Тут, конечно, положено описать глубокий обморок юной красавицы, павшей от столь нежданного известия прям на руки горячо любимой маменьки. Не пропустив, особенно, нежно трепещущие длинные ресницы и высоко вздымающуюся юную грудь.
Увы, пока корсеты "в народ" не пошли — русские дамы в обморок не падают. Да и вздыматься у Ростиславы... ещё нечему.
Откуда Софья в Муроме? — Я же говорю: "вить верёвки" для неё рефлекторно.
Погуляв по Всеволжску, порешав кое-какие погостные дела на невысоком уровне — к ближникам она не суётся, Софочка засекла Фрица.
Весна, "главному архитектору" надо ехать в Муром — стройку инспектировать. Разгонная "Ласточка" уже под берегом стоит.
— Господин Фридрих, а не подвезёшь ли до Мурома. А то дела... Ипай мой... для погоста надо бы...
Аргументы не важны. Она могла бы просто мурлыкать.
Фриц — от русских красавиц... выключается. Млеет, на лице улыбка идиотская. Хорошо — не писается.
"Ты — не говори, ты — просто ходи. Туда-сюда...".
Даст — хорошо, не даст — потрогаю. И это — нет? Тогда буду любоваться. И радоваться.
Мой запрет трогать Софью — он, естественно, забыл. Но та сама напомнила. Уже на кораблике. Типа: Воевода гневен будет. Ну и ладно — сел на палубу, щёку кулаком подпёр и балдеет.
Специфическая реакция иностранного организма. Мы-то как-то пригляделись, глаз замылился. Не понимаем — с какой красотой рядом живём.
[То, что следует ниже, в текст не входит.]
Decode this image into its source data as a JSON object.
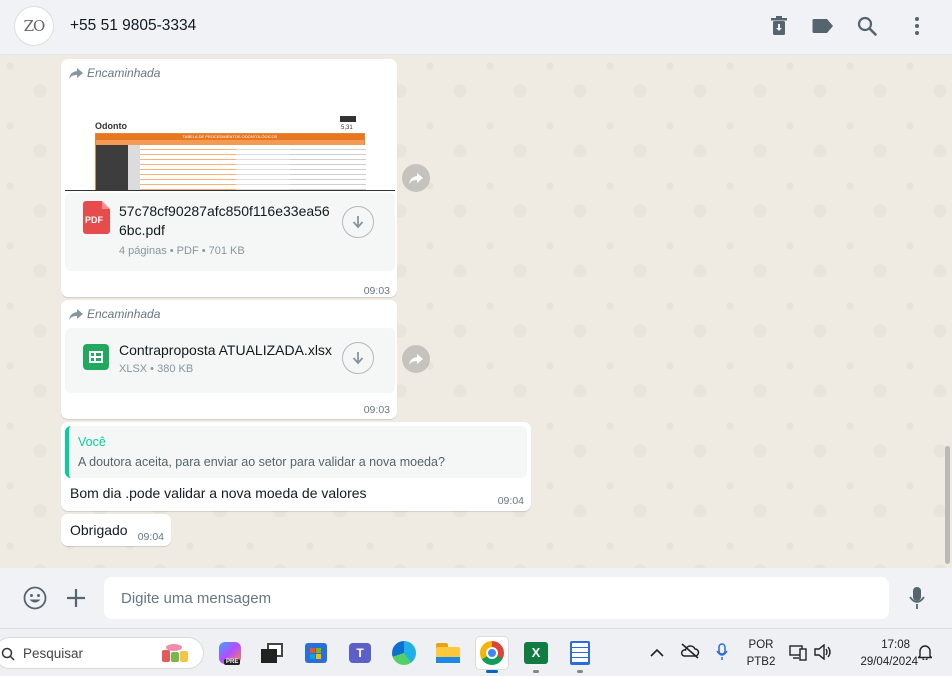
{
  "header": {
    "avatar_text": "ZO",
    "contact_name": "+55 51 9805-3334",
    "icons": [
      "trash-icon",
      "label-icon",
      "search-icon",
      "menu-icon"
    ]
  },
  "messages": {
    "forwarded_label": "Encaminhada",
    "pdf": {
      "preview_logo": "Odonto",
      "preview_title": "TABELA DE PROCEDIMENTOS ODONTOLÓGICOS",
      "preview_price": "5,31",
      "file_name": "57c78cf90287afc850f116e33ea566bc.pdf",
      "meta": "4 páginas • PDF • 701 KB",
      "badge": "PDF",
      "time": "09:03"
    },
    "xlsx": {
      "file_name": "Contraproposta ATUALIZADA.xlsx",
      "meta": "XLSX • 380 KB",
      "time": "09:03"
    },
    "reply": {
      "quote_author": "Você",
      "quote_text": "A doutora aceita, para enviar ao setor para validar a nova moeda?",
      "text": "Bom dia .pode validar a nova moeda de valores",
      "time": "09:04"
    },
    "thanks": {
      "text": "Obrigado",
      "time": "09:04"
    }
  },
  "composer": {
    "placeholder": "Digite uma mensagem"
  },
  "taskbar": {
    "search_placeholder": "Pesquisar",
    "language_top": "POR",
    "language_bottom": "PTB2",
    "time": "17:08",
    "date": "29/04/2024"
  },
  "colors": {
    "accent_green": "#06cf9c",
    "chat_bg": "#efeae2",
    "pdf_red": "#e74c4c",
    "sheet_green": "#22a860"
  }
}
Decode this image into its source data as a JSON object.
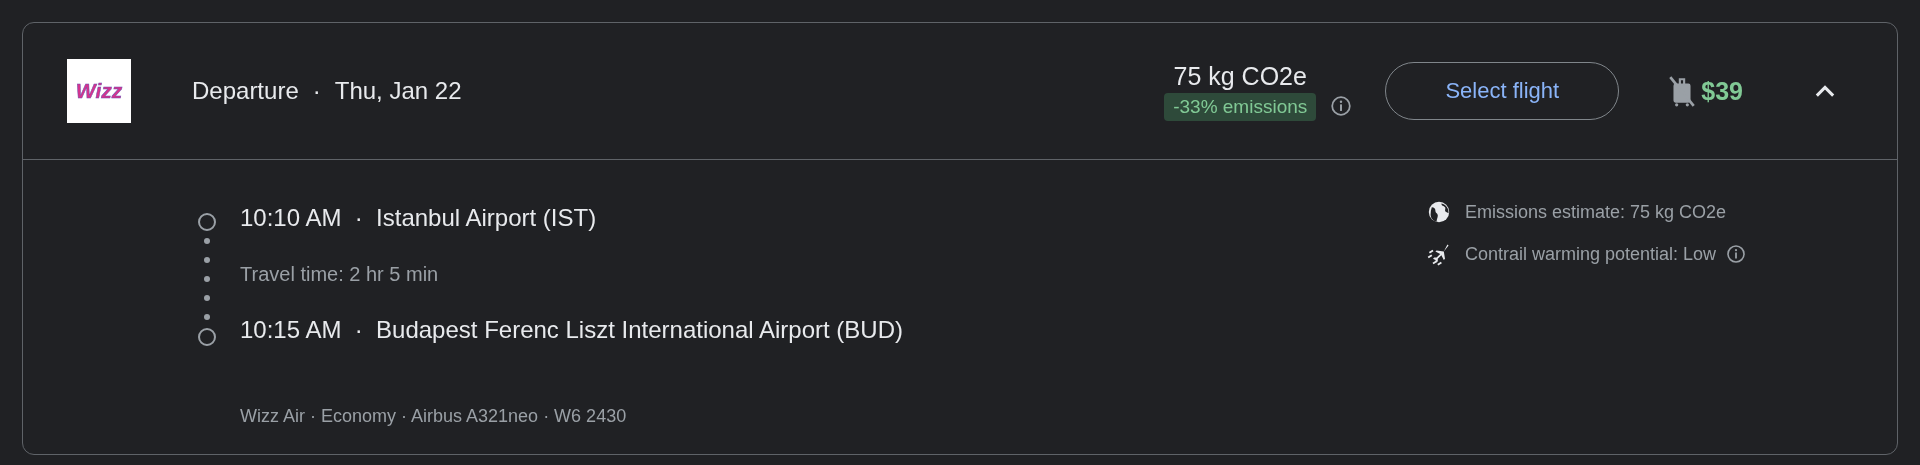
{
  "flight": {
    "logo_text": "Wizz",
    "title": "Departure",
    "separator": "·",
    "date": "Thu, Jan 22",
    "emissions": "75 kg CO2e",
    "emissions_badge": "-33% emissions",
    "action": "Select flight",
    "price": "$39",
    "carry_on_included": false,
    "expanded": true
  },
  "itinerary": {
    "stops": [
      "10:10 AM  ·  Istanbul Airport (IST)",
      "10:15 AM  ·  Budapest Ferenc Liszt International Airport (BUD)"
    ],
    "travel_time": "Travel time: 2 hr 5 min",
    "details": "Wizz Air · Economy · Airbus A321neo · W6 2430"
  },
  "info": [
    {
      "kind": "globe",
      "text": "Emissions estimate: 75 kg CO2e",
      "info_icon": false
    },
    {
      "kind": "contrail",
      "text": "Contrail warming potential: Low",
      "info_icon": true
    }
  ]
}
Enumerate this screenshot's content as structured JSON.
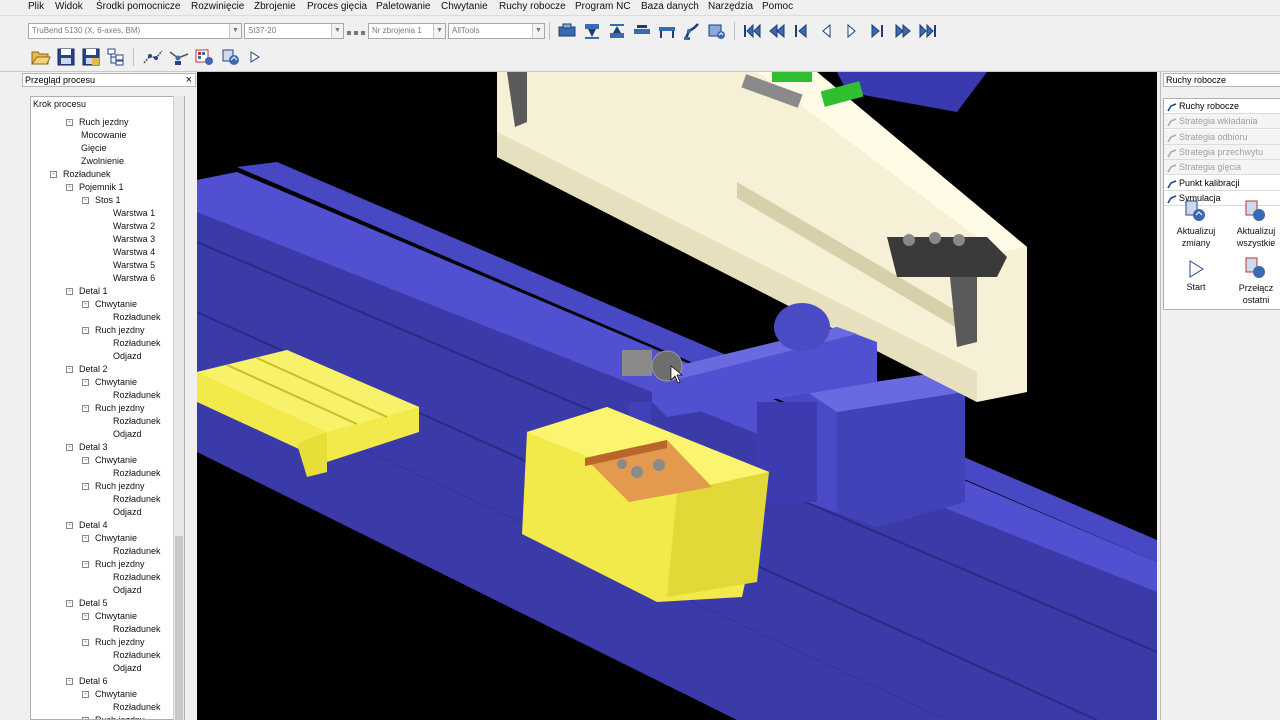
{
  "menu": [
    "Plik",
    "Widok",
    "Środki pomocnicze",
    "Rozwinięcie",
    "Zbrojenie",
    "Proces gięcia",
    "Paletowanie",
    "Chwytanie",
    "Ruchy robocze",
    "Program NC",
    "Baza danych",
    "Narzędzia",
    "Pomoc"
  ],
  "toolbar": {
    "machine_select": "TruBend 5130 (X, 6-axes, BM)",
    "material_select": "St37-20",
    "tooling_number": "Nr zbrojenia 1",
    "tools_select": "AllTools"
  },
  "left_panel": {
    "title": "Przegląd procesu",
    "tree_header": "Krok procesu",
    "tree": [
      {
        "label": "Ruch jezdny",
        "level": 2,
        "toggle": "-"
      },
      {
        "label": "Mocowanie",
        "level": 3
      },
      {
        "label": "Gięcie",
        "level": 3
      },
      {
        "label": "Zwolnienie",
        "level": 3
      },
      {
        "label": "Rozładunek",
        "level": 1,
        "toggle": "-"
      },
      {
        "label": "Pojemnik 1",
        "level": 2,
        "toggle": "-"
      },
      {
        "label": "Stos 1",
        "level": 3,
        "toggle": "-"
      },
      {
        "label": "Warstwa 1",
        "level": 4
      },
      {
        "label": "Warstwa 2",
        "level": 4
      },
      {
        "label": "Warstwa 3",
        "level": 4
      },
      {
        "label": "Warstwa 4",
        "level": 4
      },
      {
        "label": "Warstwa 5",
        "level": 4
      },
      {
        "label": "Warstwa 6",
        "level": 4
      },
      {
        "label": "Detal 1",
        "level": 2,
        "toggle": "-"
      },
      {
        "label": "Chwytanie",
        "level": 3,
        "toggle": "-"
      },
      {
        "label": "Rozładunek",
        "level": 4
      },
      {
        "label": "Ruch jezdny",
        "level": 3,
        "toggle": "-"
      },
      {
        "label": "Rozładunek",
        "level": 4
      },
      {
        "label": "Odjazd",
        "level": 4
      },
      {
        "label": "Detal 2",
        "level": 2,
        "toggle": "-"
      },
      {
        "label": "Chwytanie",
        "level": 3,
        "toggle": "-"
      },
      {
        "label": "Rozładunek",
        "level": 4
      },
      {
        "label": "Ruch jezdny",
        "level": 3,
        "toggle": "-"
      },
      {
        "label": "Rozładunek",
        "level": 4
      },
      {
        "label": "Odjazd",
        "level": 4
      },
      {
        "label": "Detal 3",
        "level": 2,
        "toggle": "-"
      },
      {
        "label": "Chwytanie",
        "level": 3,
        "toggle": "-"
      },
      {
        "label": "Rozładunek",
        "level": 4
      },
      {
        "label": "Ruch jezdny",
        "level": 3,
        "toggle": "-"
      },
      {
        "label": "Rozładunek",
        "level": 4
      },
      {
        "label": "Odjazd",
        "level": 4
      },
      {
        "label": "Detal 4",
        "level": 2,
        "toggle": "-"
      },
      {
        "label": "Chwytanie",
        "level": 3,
        "toggle": "-"
      },
      {
        "label": "Rozładunek",
        "level": 4
      },
      {
        "label": "Ruch jezdny",
        "level": 3,
        "toggle": "-"
      },
      {
        "label": "Rozładunek",
        "level": 4
      },
      {
        "label": "Odjazd",
        "level": 4
      },
      {
        "label": "Detal 5",
        "level": 2,
        "toggle": "-"
      },
      {
        "label": "Chwytanie",
        "level": 3,
        "toggle": "-"
      },
      {
        "label": "Rozładunek",
        "level": 4
      },
      {
        "label": "Ruch jezdny",
        "level": 3,
        "toggle": "-"
      },
      {
        "label": "Rozładunek",
        "level": 4
      },
      {
        "label": "Odjazd",
        "level": 4
      },
      {
        "label": "Detal 6",
        "level": 2,
        "toggle": "-"
      },
      {
        "label": "Chwytanie",
        "level": 3,
        "toggle": "-"
      },
      {
        "label": "Rozładunek",
        "level": 4
      },
      {
        "label": "Ruch jezdny",
        "level": 3,
        "toggle": "-"
      }
    ]
  },
  "right_panel": {
    "title": "Ruchy robocze",
    "items": [
      {
        "label": "Ruchy robocze",
        "disabled": false
      },
      {
        "label": "Strategia wkładania",
        "disabled": true
      },
      {
        "label": "Strategia odbioru",
        "disabled": true
      },
      {
        "label": "Strategia przechwytu",
        "disabled": true
      },
      {
        "label": "Strategia gięcia",
        "disabled": true
      },
      {
        "label": "Punkt kalibracji",
        "disabled": false
      },
      {
        "label": "Symulacja",
        "disabled": false
      }
    ],
    "sim_update": "Aktualizuj zmiany",
    "sim_update_all": "Aktualizuj wszystkie",
    "sim_start": "Start",
    "sim_last": "Przełącz ostatni"
  }
}
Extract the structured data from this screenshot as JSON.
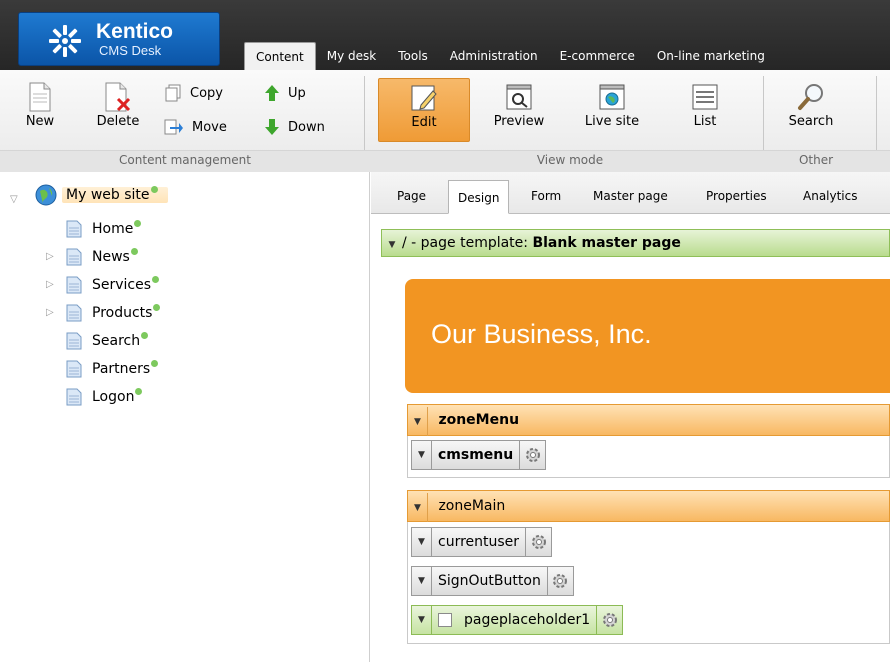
{
  "header": {
    "brand": "Kentico",
    "product": "CMS Desk",
    "tabs": [
      "Content",
      "My desk",
      "Tools",
      "Administration",
      "E-commerce",
      "On-line marketing"
    ],
    "active_tab": "Content"
  },
  "ribbon": {
    "content_management": {
      "label": "Content management",
      "new": "New",
      "delete": "Delete",
      "copy": "Copy",
      "move": "Move",
      "up": "Up",
      "down": "Down"
    },
    "view_mode": {
      "label": "View mode",
      "edit": "Edit",
      "preview": "Preview",
      "live_site": "Live site",
      "list": "List"
    },
    "other": {
      "label": "Other",
      "search": "Search"
    }
  },
  "tree": {
    "root": "My web site",
    "items": [
      "Home",
      "News",
      "Services",
      "Products",
      "Search",
      "Partners",
      "Logon"
    ]
  },
  "subtabs": [
    "Page",
    "Design",
    "Form",
    "Master page",
    "Properties",
    "Analytics"
  ],
  "active_subtab": "Design",
  "design": {
    "template_prefix": "/ - page template: ",
    "template_name": "Blank master page",
    "banner_text": "Our Business, Inc.",
    "zone_menu": "zoneMenu",
    "webpart_menu": "cmsmenu",
    "zone_main": "zoneMain",
    "webparts_main": [
      "currentuser",
      "SignOutButton",
      "pageplaceholder1"
    ]
  },
  "colors": {
    "accent_orange": "#f29522",
    "status_green": "#7dc95e",
    "brand_blue": "#0b55a8"
  }
}
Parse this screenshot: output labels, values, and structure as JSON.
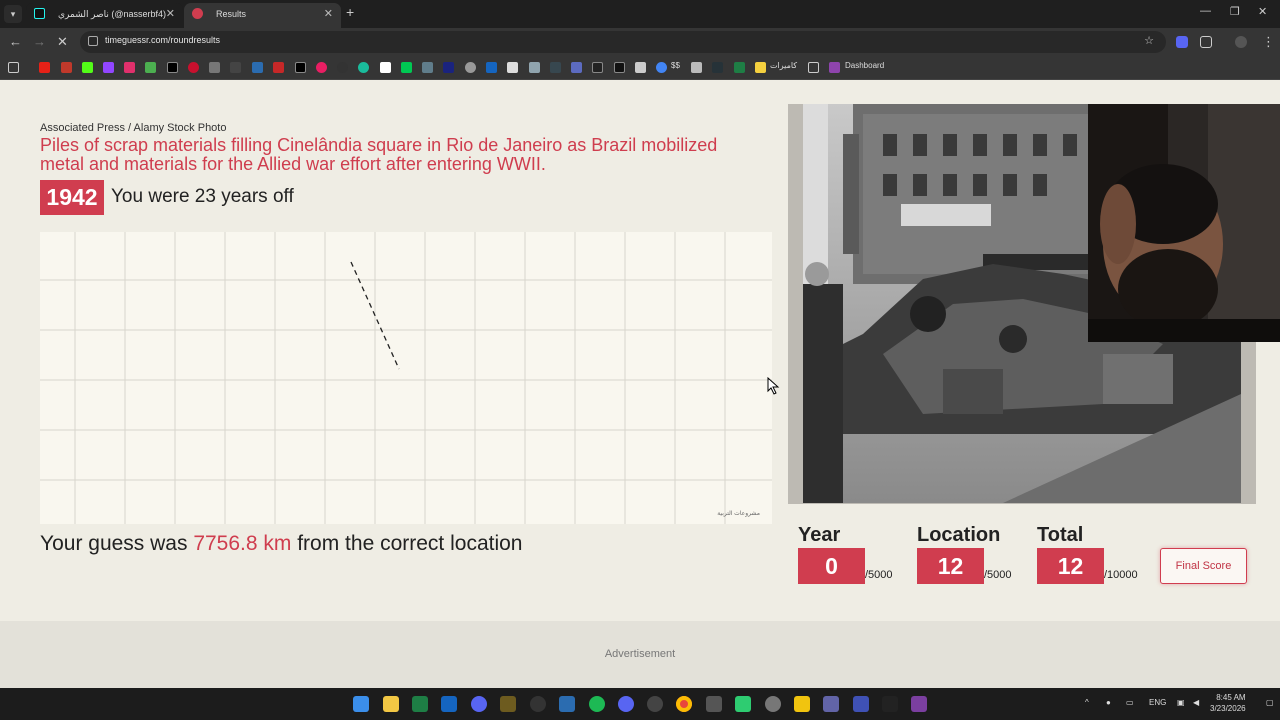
{
  "browser": {
    "tabs": [
      {
        "title": "ناصر الشمري (@nasserbf4)",
        "active": false,
        "icon": "tiktok-icon"
      },
      {
        "title": "Results",
        "active": true,
        "icon": "site-icon"
      }
    ],
    "new_tab_glyph": "+",
    "url": "timeguessr.com/roundresults",
    "bookmarks": [
      {
        "label": "$$"
      },
      {
        "label": "كاميرات"
      },
      {
        "label": "Dashboard"
      }
    ]
  },
  "result": {
    "photo_credit": "Associated Press / Alamy Stock Photo",
    "caption": "Piles of scrap materials filling Cinelândia square in Rio de Janeiro as Brazil mobilized metal and materials for the Allied war effort after entering WWII.",
    "year": "1942",
    "years_off_text": "You were 23 years off",
    "guess_prefix": "Your guess was ",
    "guess_distance": "7756.8 km",
    "guess_suffix": " from the correct location",
    "map_attribution": "مشروعات التربية"
  },
  "scores": {
    "year": {
      "label": "Year",
      "value": "0",
      "max": "/5000"
    },
    "location": {
      "label": "Location",
      "value": "12",
      "max": "/5000"
    },
    "total": {
      "label": "Total",
      "value": "12",
      "max": "/10000"
    }
  },
  "final_score_label": "Final Score",
  "advertisement_label": "Advertisement",
  "taskbar": {
    "language": "ENG",
    "time": "8:45 AM",
    "date": "3/23/2026"
  },
  "colors": {
    "accent": "#d03d4f",
    "page_bg": "#efede4",
    "map_bg": "#f9f7ef",
    "chrome_dark": "#1f1f1f"
  }
}
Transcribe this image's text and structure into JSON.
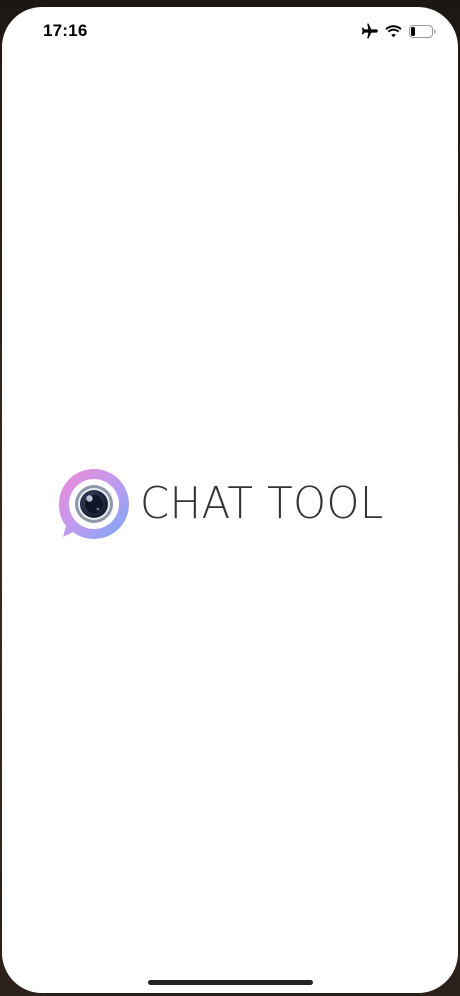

А он — архитектор, ему положено. Остро чувствовать прекрасное. Вот он и... заострённо млеет. Эстет, однако.
Пока Фриц в Муроме строит строителей, Софья встречается с дочкой. Тайно.
— Мама! Но как же...?! Ты же в Кучково погибла! Ты же сгорела в том пожаре! По всей Руси сказывали! Как я тогда плакала... Я ж за тебя сорокоуст отстояла!
— Бог милостив, вывел. Нынче обретаюсь тайно во Всеволжске. Поедем, доченька, покажу тамошнее житьё-бытьё. Разговор у меня к тебе есть. Такой... длинный. Поехали, лодочка у берега стоит. Невиданная. Покатаемся. Дней несколько.
— Но как же..? Вещи мои, люди...
— Вещи тебе без надобности. Что есть на тебе — того довольно. А людям... отпиши. Ушла-де, в скит молиться, не ищите. Как душу успокою — сама приду.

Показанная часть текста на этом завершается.